Antarktika Antlaşması’yla birlikte, Antarktika’ya ilişkin 3 ilave anlaşma, Antarktika Antlaşmalar Sistemi’ni (AAS) teşkil etmektedir. Bunlar, 1972 tarihli “Antarktik Ayı Balıklarını Koruma Sözleşmesi” (CCAS), 1980 tarihli “Deniz Canlı Kaynaklarının Korunması Hususunda Sözleşme” (CCAMLR) ve 1991 tarihli “Antarktika Antlaşması Çevre Koruma Protokolü”dür (Madrid Protokolü). Madrid Protokolü, 6 ekiyle birlikte, Antarktika’nın tabi olduğu ayrıntılı düzenlemeleri içermesi bakımından bilhassa önem taşımaktadır. Nitekim, istişari taraf olmanın bir şartı da bu protokole taraf olmaktadır. Protokolün 2. maddesi, Antarktika çevresi ile bağlı ve ilgili ekosistemlerin korunmasını öngörmekte; Antarktika’yı, huzur, barış ve bilime tahsis edilmiş doğal rezerv olarak belirlemektedir. Protokolün 7. maddesi ise, bilimsel amaçlar hariç olmak üzere, Antarktika’da maden çıkarılmasını yasaklamaktadır. Madrid Protokolü 1998’de yürürlüğe girmiş olup; 25. maddesi uyarınca, 20 yıllık sürenin sonunda (2048) protokolün gözden geçirilmesi imkanı sağlanmıştır. Bununla birlikte, 2016’da Santiago’da yapılan Antarktika Antlaşması İstişare Toplantısı’nda, 6 sayılı karar esasen Madrid Protokolü’nün 2048’de sona ermeyeceğine dikkat çekilmiştir. Madrid Protokolü’nün ülkemizdeki onay işlemleri, 27 Mayıs 2017 tarihinde tamamlanmış olup, katılım belgemiz 27 Eylül 2017 tarihinde, Sekretarya’ya iletilmiştir.1960’lardan bu yana Türk bilim insanları Antarktika konusunda çalışmalar yürütmüşlerdir. Bu çerçevede, Antarktika’da, Prof. Dr. Atok Karaali ve Prof. Dr. Umran İnan adlarını taşıyan coğrafi noktalar bulunmaktadır (Karaali Kayalıkları ve İnan Tepesi).
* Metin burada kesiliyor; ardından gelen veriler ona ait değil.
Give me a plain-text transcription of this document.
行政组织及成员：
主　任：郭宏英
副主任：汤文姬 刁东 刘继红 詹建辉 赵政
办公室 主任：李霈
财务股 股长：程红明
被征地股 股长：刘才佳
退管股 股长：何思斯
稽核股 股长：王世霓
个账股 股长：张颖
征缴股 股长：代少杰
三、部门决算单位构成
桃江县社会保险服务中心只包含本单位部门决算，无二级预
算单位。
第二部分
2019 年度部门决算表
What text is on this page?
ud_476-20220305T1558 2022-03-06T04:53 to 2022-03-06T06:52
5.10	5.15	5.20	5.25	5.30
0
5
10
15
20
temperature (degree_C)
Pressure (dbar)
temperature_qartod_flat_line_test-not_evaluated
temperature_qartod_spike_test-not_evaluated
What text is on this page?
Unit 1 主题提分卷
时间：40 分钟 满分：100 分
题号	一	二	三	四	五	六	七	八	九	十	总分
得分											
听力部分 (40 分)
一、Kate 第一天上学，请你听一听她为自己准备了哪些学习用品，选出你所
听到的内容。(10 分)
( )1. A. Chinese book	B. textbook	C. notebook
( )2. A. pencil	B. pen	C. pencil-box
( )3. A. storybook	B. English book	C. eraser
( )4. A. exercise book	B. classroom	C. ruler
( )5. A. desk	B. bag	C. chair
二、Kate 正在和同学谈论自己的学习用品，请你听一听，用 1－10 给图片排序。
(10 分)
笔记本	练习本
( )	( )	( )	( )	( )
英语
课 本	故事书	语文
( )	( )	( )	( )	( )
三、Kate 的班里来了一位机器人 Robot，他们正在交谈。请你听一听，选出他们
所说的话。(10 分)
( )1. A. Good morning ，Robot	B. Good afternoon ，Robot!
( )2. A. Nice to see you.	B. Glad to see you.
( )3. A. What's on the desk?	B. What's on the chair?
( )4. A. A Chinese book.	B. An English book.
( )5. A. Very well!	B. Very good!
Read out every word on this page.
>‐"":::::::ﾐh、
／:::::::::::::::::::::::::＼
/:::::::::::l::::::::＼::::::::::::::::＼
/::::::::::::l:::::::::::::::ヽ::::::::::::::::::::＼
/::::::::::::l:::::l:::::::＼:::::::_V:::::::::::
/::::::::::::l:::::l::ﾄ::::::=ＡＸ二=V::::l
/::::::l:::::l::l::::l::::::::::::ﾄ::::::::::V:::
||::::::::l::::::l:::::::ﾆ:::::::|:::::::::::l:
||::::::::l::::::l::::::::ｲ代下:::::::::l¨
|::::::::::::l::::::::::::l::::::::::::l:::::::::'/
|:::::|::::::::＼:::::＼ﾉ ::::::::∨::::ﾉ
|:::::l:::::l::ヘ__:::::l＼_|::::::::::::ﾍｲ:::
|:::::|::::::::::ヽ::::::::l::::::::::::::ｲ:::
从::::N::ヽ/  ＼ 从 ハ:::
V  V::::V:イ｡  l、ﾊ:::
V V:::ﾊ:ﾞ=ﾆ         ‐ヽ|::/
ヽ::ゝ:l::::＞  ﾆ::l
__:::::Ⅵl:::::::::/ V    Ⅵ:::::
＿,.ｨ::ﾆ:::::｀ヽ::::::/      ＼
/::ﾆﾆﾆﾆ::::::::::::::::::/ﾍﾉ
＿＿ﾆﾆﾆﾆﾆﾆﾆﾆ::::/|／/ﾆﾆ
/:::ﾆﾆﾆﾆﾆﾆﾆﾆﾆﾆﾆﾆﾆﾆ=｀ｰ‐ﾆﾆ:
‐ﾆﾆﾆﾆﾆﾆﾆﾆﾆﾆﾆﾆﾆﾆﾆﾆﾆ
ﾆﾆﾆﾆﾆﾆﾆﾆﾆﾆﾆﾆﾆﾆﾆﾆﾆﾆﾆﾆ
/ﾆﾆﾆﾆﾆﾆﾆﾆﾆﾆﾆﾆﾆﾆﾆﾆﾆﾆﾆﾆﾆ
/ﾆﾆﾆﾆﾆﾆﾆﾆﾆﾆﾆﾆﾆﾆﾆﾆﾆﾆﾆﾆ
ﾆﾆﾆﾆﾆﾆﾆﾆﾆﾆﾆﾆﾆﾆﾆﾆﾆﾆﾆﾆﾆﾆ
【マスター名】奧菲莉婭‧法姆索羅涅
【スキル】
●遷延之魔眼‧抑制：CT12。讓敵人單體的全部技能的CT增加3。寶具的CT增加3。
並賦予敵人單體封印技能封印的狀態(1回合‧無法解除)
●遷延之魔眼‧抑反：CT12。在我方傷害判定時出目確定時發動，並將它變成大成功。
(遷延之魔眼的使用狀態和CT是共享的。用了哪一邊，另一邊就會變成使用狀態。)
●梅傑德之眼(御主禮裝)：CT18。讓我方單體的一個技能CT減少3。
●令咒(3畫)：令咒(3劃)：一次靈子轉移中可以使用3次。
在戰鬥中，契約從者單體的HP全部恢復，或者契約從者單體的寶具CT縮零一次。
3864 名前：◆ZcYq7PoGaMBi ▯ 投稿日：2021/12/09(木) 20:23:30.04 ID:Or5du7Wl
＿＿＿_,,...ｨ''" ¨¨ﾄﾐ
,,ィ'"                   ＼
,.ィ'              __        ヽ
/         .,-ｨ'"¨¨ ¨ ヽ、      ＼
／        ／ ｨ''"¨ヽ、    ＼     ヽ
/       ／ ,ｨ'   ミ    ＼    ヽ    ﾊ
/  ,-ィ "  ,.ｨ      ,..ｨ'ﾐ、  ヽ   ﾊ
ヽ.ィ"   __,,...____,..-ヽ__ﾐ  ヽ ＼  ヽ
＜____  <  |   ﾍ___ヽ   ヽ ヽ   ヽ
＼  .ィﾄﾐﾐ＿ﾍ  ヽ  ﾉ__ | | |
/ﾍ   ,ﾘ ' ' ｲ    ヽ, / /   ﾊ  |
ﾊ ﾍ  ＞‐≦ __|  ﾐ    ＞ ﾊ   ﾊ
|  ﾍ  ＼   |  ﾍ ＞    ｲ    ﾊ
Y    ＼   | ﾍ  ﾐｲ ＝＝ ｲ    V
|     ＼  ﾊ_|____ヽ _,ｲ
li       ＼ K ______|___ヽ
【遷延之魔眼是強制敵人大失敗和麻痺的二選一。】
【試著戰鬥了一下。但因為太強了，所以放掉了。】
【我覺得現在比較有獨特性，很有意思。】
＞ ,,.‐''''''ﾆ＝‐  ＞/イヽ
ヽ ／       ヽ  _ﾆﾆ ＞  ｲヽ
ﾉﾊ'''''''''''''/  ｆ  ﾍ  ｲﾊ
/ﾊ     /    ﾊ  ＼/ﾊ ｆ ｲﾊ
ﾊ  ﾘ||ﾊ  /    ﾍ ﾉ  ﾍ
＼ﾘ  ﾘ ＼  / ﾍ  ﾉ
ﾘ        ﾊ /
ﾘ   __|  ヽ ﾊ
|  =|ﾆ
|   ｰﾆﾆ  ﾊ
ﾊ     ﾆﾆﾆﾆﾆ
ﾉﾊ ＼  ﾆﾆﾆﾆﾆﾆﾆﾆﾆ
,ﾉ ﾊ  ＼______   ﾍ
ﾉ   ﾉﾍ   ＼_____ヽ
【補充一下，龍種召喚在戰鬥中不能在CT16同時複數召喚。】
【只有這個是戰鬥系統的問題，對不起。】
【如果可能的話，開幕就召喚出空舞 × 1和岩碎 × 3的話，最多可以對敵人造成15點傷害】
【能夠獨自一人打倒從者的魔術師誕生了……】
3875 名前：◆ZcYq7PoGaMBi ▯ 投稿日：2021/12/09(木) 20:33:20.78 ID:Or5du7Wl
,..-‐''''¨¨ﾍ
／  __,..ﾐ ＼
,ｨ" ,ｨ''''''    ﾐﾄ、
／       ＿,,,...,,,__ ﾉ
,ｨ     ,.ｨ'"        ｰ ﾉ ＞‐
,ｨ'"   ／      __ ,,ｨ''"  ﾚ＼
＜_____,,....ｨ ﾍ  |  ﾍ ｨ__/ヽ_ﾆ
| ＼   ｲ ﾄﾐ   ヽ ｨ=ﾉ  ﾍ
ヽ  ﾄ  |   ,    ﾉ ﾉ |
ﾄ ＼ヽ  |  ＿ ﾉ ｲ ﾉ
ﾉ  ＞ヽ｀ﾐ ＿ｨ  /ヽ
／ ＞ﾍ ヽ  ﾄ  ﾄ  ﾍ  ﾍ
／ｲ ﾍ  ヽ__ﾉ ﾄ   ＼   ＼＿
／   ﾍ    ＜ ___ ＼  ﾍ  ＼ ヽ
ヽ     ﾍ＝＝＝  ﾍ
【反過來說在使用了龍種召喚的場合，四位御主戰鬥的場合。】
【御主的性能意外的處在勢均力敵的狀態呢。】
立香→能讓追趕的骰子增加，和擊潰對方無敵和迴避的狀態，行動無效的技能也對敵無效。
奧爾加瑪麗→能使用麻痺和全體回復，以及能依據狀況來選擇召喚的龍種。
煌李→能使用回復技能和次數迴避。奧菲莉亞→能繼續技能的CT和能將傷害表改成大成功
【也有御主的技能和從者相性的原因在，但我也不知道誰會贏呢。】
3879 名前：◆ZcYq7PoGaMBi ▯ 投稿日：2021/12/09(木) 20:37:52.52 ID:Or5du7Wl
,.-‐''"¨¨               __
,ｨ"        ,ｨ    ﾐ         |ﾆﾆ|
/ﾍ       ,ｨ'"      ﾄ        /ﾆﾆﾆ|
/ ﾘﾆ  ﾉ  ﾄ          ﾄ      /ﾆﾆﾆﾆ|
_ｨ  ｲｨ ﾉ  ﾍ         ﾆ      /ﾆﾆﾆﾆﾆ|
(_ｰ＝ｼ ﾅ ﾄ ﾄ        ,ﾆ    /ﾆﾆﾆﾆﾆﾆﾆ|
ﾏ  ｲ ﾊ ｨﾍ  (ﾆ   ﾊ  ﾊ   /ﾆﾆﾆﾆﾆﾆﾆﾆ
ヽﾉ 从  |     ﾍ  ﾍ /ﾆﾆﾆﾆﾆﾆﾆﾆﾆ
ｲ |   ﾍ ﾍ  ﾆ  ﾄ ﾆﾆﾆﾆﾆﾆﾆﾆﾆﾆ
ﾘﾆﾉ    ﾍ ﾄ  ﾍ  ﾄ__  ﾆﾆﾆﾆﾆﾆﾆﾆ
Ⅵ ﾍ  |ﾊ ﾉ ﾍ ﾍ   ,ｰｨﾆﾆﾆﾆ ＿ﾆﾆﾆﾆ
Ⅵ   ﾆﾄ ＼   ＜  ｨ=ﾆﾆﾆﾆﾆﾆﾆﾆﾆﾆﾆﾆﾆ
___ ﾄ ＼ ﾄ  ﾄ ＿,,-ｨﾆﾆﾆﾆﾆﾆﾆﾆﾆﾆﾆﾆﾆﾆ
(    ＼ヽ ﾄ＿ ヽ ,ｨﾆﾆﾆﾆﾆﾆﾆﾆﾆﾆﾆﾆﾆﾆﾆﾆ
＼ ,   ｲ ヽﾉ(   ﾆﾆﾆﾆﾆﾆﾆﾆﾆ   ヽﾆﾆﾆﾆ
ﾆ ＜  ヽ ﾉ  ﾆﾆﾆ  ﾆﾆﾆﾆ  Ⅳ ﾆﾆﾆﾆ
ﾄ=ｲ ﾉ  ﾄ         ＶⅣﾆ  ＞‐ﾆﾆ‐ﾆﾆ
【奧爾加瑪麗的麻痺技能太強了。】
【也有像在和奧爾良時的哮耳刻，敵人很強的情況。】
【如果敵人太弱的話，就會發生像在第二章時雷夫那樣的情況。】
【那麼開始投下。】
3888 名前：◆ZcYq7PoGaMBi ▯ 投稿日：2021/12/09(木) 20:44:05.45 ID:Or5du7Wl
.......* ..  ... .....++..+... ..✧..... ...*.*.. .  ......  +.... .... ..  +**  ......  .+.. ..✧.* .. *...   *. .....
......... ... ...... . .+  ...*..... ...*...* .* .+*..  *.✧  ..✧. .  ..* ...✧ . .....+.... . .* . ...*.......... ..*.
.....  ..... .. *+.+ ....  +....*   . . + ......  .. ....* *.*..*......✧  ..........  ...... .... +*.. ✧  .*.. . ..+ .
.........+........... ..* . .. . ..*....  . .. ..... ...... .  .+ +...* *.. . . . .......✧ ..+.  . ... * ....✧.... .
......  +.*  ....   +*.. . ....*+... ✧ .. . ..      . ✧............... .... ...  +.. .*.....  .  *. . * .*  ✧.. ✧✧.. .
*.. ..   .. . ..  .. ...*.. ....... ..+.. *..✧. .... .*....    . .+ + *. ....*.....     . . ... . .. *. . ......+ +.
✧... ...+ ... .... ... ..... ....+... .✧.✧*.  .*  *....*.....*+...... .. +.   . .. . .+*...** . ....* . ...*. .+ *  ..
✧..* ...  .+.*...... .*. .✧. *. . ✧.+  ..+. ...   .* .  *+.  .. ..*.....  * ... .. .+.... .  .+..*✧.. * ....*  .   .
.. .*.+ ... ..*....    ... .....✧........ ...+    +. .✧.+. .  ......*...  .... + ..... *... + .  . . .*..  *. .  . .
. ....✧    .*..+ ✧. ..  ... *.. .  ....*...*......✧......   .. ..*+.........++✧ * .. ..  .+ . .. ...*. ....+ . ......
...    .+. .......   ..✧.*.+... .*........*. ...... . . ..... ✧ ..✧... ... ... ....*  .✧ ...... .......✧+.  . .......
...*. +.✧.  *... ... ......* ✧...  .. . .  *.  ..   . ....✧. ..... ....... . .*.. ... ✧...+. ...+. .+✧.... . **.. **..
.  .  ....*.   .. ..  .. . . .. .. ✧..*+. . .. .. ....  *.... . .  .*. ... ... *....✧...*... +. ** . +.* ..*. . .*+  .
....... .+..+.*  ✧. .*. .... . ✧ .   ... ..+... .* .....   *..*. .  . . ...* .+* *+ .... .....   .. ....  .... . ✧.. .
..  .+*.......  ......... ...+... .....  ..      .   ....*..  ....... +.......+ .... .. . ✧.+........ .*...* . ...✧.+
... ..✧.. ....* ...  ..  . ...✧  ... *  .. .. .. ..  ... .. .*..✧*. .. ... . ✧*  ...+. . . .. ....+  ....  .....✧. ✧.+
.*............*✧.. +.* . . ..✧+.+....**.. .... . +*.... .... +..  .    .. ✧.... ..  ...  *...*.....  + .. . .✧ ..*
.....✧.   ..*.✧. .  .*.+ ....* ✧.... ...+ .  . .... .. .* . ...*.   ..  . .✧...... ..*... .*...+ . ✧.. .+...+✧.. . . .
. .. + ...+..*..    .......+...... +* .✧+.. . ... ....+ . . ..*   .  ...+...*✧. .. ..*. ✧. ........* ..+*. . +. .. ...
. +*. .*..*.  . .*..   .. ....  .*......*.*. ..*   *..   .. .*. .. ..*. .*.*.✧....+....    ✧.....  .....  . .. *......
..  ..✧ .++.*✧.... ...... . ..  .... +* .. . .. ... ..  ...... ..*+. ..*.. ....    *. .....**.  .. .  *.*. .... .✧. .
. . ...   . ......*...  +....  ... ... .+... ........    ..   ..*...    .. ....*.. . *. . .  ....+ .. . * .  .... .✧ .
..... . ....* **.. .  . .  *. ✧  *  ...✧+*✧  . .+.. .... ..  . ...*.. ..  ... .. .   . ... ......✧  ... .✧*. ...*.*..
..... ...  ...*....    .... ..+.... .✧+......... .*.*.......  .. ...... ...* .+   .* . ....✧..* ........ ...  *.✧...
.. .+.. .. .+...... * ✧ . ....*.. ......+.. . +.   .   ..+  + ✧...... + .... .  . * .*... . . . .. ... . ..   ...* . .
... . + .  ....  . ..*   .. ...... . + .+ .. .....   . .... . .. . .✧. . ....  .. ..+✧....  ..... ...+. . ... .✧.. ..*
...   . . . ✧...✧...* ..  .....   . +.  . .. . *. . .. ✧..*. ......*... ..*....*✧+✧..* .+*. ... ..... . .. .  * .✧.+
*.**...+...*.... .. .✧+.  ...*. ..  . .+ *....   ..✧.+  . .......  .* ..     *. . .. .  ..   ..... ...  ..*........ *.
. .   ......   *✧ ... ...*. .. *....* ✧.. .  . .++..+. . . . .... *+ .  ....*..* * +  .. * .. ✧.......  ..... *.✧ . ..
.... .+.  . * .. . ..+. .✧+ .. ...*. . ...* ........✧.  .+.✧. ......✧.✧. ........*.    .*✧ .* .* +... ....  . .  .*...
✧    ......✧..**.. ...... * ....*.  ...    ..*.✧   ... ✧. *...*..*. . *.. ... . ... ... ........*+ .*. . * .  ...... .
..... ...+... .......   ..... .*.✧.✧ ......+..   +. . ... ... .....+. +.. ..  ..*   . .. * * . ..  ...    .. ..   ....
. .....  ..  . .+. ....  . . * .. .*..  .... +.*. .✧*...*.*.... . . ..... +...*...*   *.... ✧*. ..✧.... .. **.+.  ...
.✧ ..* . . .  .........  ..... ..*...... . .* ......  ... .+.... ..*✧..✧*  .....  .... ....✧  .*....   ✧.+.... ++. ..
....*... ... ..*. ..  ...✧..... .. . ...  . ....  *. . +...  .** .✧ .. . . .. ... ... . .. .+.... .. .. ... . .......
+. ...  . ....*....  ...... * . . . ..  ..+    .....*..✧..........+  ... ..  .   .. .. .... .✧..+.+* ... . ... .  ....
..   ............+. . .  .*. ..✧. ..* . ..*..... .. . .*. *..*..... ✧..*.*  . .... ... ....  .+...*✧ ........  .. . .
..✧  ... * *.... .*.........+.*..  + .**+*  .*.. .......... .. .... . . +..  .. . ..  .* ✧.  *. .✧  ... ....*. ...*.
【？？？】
Günümüzde de Türk bilim insanlarının Antarktika’ya ilgileri devam etmektedir. Birçok üniversitemiz ve bağlı enstitüler bünyesinde Antarktika araştırmaları yürütülmektedir. Bu kapsamda, İstanbul Teknik Üniversitesi’nin (İTÜ) bünyesinde kutup araştırmaları enstitüsü kurulmuştur (PolReC). 2013’ten bu yana, akademisyenlerimiz, Bulgar, Japon ve Ukraynalı bilim insanlarıyla işbirliği halinde Antarktika’da araştırmalar yürütmektedirler. 2016 yılında, çeşitli üniversitelerimizden müteşekkil ilk Türk bilim heyeti, Ukrayna Antarktika Araştırma Merkezi ile işbirliği halinde, Antarktika’ya bilimsel sefer gerçekleştirmiştir. Aynı yıl, TÜBİTAK, Antarktika Bilimsel Araştırmalar Komitesi (SCAR) ortak üyeliğine kabul edilmiştir. Ülkemizin kurduğu işbirlikleri kapsamında 2017 yılında, Bulgaristan, Çek Cumhuriyeti ve Şili’nin Antarktika bilimsel seferlerinde Türk bilim insanları yer almıştır.

Diğer taraftan, ülkemizin Antarktika Antlaşması kapsamında istişari taraf statüsünü kazanmasına ve Antarktika’da bir bilimsel üs ihdas etmesine yönelik çalışmalar, Cumhurbaşkanlığımız himayesinde ve Sanayi ve Teknoloji Bakanlığı’nın uhdesinde yürütülmektedir. Sanayi ve Teknoloji Bakanlığı’nın görevlendirmesiyle, Antarktika’ya ilişkin çalışmaların uygulama birimi olarak, İTÜ POLREC atanmıştır. Ülkemizin kutup alanına yönelik bilimsel çalışma ve faaliyetlerinin sistematik bir bütünlük içerisinde ve proje yaklaşımıyla ele alınması amacıyla Sanayi ve Teknoloji Bakanlığınca “Ulusal Kutup Bilim Programını (2018-2022)” hazırlanmıştır. Bu çerçevede, 30 Ocak – 7 Mart 2019 tarihleri arasında, Üçüncü Ulusal Antarktika Seferi düzenlenmiştir. Sözkonusu sefer, ülkemizin imkanlarıyla gerçekleştirmiştir.Program kapsamında, öncelikli araştırma temaları ve bilimsel projeler, insan kaynakları, uluslararası işbirlikleri, eğitim, tanıtım ve halka erişim, bilim seferleri ve lojistik ile bilim üssü inşası oluşturması öngörülmektedir.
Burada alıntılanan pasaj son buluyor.